2.        The government’s opposition is devoid of any balancing of the interests at stake even though, in its motion to unseal the warrant and the inventory list, the government recognized that “[t]his matter plainly concerns public officials or public concerns as it involves a law enforcement action taken at the property of the 45th President of the United States.  The public’s clear and powerful interest in understanding what occurred under these circumstances weighs heavily in favor of unsealing.”  The government’s argument for keeping the search warrant affidavit under wraps is little more than the assertion that the affidavit should remain sealed because of what the government says is important. Movant does not dispute the importance of preserving the integrity of criminal investigations and protecting the country’s national security interests. However, the public may be forgiven for not taking the government at its word as to what information would jeopardize such interests. Indeed, that is precisely why the Constitution inveighs this Court with the heavy responsibility of balancing the government’s and the public’s competing interests in disclosure.
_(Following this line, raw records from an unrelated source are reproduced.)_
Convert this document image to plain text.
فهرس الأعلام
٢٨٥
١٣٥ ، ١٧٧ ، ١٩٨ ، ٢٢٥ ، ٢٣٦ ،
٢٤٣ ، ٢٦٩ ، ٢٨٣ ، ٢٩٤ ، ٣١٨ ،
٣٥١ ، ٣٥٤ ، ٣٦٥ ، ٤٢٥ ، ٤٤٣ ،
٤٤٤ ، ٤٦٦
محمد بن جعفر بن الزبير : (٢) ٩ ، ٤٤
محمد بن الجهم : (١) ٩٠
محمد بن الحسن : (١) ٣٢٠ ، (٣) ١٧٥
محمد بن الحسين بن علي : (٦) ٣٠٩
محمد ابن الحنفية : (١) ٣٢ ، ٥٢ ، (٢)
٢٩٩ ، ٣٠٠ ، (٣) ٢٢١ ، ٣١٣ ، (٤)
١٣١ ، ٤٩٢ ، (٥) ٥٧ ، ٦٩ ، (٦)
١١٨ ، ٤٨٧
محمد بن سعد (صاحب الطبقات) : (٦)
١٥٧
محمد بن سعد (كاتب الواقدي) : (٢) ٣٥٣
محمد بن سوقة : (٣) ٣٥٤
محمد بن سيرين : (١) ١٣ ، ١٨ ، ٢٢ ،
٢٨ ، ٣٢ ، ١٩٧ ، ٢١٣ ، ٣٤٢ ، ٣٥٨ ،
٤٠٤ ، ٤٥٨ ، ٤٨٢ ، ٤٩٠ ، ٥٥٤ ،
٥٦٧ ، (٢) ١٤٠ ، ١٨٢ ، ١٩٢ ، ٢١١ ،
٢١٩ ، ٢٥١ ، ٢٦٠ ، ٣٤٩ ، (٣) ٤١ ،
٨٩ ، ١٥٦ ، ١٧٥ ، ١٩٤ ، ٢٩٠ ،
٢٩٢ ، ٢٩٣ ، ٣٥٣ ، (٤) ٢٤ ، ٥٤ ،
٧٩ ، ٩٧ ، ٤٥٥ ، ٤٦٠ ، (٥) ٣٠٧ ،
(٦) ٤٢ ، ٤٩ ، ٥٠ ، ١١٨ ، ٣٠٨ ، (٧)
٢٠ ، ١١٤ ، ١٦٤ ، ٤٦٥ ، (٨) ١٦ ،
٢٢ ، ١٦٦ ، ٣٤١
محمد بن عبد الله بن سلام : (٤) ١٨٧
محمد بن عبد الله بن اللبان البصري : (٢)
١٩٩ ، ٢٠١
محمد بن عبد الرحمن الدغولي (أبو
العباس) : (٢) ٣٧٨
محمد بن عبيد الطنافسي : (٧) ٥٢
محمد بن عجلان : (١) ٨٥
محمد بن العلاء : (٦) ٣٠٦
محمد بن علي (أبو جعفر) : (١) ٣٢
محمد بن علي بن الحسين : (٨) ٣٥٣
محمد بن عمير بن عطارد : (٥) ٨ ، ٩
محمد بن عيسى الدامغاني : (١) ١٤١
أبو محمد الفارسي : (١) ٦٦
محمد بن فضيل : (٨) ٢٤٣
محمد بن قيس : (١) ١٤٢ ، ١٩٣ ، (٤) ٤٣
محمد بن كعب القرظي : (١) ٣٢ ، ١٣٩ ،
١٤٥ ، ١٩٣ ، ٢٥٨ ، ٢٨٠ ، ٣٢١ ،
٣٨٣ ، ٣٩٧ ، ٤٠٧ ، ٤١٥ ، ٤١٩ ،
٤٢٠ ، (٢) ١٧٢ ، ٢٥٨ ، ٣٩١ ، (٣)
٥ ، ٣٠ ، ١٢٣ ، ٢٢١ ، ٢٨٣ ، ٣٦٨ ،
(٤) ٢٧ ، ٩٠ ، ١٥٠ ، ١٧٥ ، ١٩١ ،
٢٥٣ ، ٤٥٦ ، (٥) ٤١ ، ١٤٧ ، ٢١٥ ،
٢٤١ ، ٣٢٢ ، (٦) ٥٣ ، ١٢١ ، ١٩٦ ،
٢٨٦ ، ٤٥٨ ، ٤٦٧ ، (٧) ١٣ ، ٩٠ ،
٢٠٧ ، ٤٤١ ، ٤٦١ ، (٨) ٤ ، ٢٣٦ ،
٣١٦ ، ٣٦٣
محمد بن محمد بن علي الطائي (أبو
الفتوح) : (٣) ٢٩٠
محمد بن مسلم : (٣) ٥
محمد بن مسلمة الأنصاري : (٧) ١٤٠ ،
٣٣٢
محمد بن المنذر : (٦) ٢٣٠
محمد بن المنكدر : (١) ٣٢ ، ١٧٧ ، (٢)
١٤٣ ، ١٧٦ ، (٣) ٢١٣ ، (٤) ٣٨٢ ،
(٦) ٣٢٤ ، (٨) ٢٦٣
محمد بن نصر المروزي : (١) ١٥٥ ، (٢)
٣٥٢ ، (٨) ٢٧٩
3.        The Court must give searching review to the government’s claimed reasons for keeping the affidavit under seal. (“[T]he decision to seal the papers must be made by the judicial officer; he cannot abdicate this function.”).  And while the government asserts that movants’ case law is “readily distinguishable,” the government identifies no analogous case law concerning the execution of a search warrant at the home of a sitting president’s immediate predecessor and election opponent and potential future election opponent.  It is the government’s case law that is readily distinguishable.

4.       The public interest in the contents of the affidavit cannot be understated. The secrecy surrounding the search warrant, and the affidavit that led to its issuance, has caused the nation to convulse with intrigue and harmful speculation that will only increase the longer the truth is kept from the public. The heat must be replaced with light, and soon. Maintaining the seal will only fuel more speculation, uncertainty, leaks, and political intrigue and it will also serve to undermine public confidence in the fair administration of justice and equal protection of the law.  Considering the gravity of this unprecedented action by the government, at a minimum, the Court should review the affidavit line-by-line to determine what information may be disclosed and what information may be redacted to balance the competing concerns at issue.

5.         The unsealing of the warrant and inventory list has not satisfied the public interest.  If anything, disclosure of the inventory of records seized during the search has only further inflamed public debate about the search and increased public interest in the disclosure of as much of the affidavit as possible.

6.         Relatedly, and as has been widely reported, President Trump has also called for the immediate release of the completely unredacted search warrant affidavit.